A scientific consultant contracted by the Senate investigators
supported these criticisms. The consultant also said DoD grossly
overestimated the numbers of service members who may have been
exposed to chemical warfare agents.
The investigating unit found no evidence to either prove or
disprove Iraq used chemical weapons during the Gulf War.
However, the report concluded that the U.S. military was not
adequately prepared to deal with the threat of biological or
chemical warfare and is still unprepared today.

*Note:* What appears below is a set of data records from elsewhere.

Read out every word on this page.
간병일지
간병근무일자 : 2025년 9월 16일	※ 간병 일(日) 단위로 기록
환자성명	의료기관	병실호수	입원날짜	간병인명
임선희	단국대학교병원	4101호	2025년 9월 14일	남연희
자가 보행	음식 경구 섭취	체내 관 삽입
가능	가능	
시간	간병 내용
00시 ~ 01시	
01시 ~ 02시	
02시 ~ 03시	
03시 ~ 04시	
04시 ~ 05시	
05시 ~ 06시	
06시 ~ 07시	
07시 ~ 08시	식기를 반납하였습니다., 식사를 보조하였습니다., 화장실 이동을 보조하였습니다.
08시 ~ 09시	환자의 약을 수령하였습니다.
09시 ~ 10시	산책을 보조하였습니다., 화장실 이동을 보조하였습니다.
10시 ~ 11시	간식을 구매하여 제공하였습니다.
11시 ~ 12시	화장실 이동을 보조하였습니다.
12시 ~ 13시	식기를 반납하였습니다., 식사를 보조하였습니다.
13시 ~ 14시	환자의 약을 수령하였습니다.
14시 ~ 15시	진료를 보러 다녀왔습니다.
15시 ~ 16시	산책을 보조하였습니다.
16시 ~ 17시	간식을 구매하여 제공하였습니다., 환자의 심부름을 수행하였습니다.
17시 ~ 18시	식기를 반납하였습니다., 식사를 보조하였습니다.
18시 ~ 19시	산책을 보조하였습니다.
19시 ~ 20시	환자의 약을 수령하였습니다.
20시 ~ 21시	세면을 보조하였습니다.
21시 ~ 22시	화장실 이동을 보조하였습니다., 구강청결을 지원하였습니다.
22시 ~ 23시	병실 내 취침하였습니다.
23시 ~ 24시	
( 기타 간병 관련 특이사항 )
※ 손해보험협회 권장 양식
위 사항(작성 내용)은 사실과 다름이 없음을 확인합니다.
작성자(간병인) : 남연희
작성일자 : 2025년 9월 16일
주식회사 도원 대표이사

"Although the threat of chemical and biological warfare has
increased since the Gulf War and hangs heavy over the potential
battlefields of the 21st century, the military still has
inadequate supplies of vaccines and chemical biological
protective equipment," the report said.
"Almost eight years after the Gulf War, our military is still
not prepared to fight in a chemical or biological warfare
environment, said committee member Sen. Jay Rockefeller. The
senator pointed to a DoD inspector general report that
corroborates these findings.
The IG report, released July 17, said only the Navy's surface
ships have fully integrated chemical and biological defenses
into the unit training mission. The DoD inspectors reviewed 232
military units. At 187 of the units, "commanders could not
adequately assess unit readiness to successfully complete
wartime missions under chemical and biological conditions," the
IG report stated. Management controls "needed improvement to
ensure that chemical and biological defense is fully integrated
into all levels of unit training," the report concluded.
Bernard Rostker, who heads the DoD Gulf War illness
investigation, said the Senate report contains good insight
about the investigation and recommendations for improvement.
"While there are some criticisms, which we will address, we
appreciate the good working relationships developed with the
[special investigation unit] staff who traveled with us to
search for answers to help veterans," Rostker said. "We look
forward to continuing this work with the committee."
In an earlier statement, Rostker praised DoD for taking lessons
learned from the Gulf War to develop new protective measures for
deployed troops. He said his investigation revealed a need for
better record-keeping, medical surveillance, environmental
sampling and forward-deploying biological detection. Since the
Gulf War, he said, DoD has fielded a new gas mask, tested
medical dog tags and begun developing improved chemical alarm
systems.
"I can't take direct credit, but the importance of these issues
is consistent with what we have learned," he said.
DoD also has launched a departmentwide vaccination program that
eventually will provide every service member and certain
civilian employees and contractors with protection against
anthrax, a deadly nerve agent that can be easily weaponized.
Anyone deploying to the Persian Gulf receives the shots, and
those assigned to units in South Korea received the first of a
series of six required inoculations in September.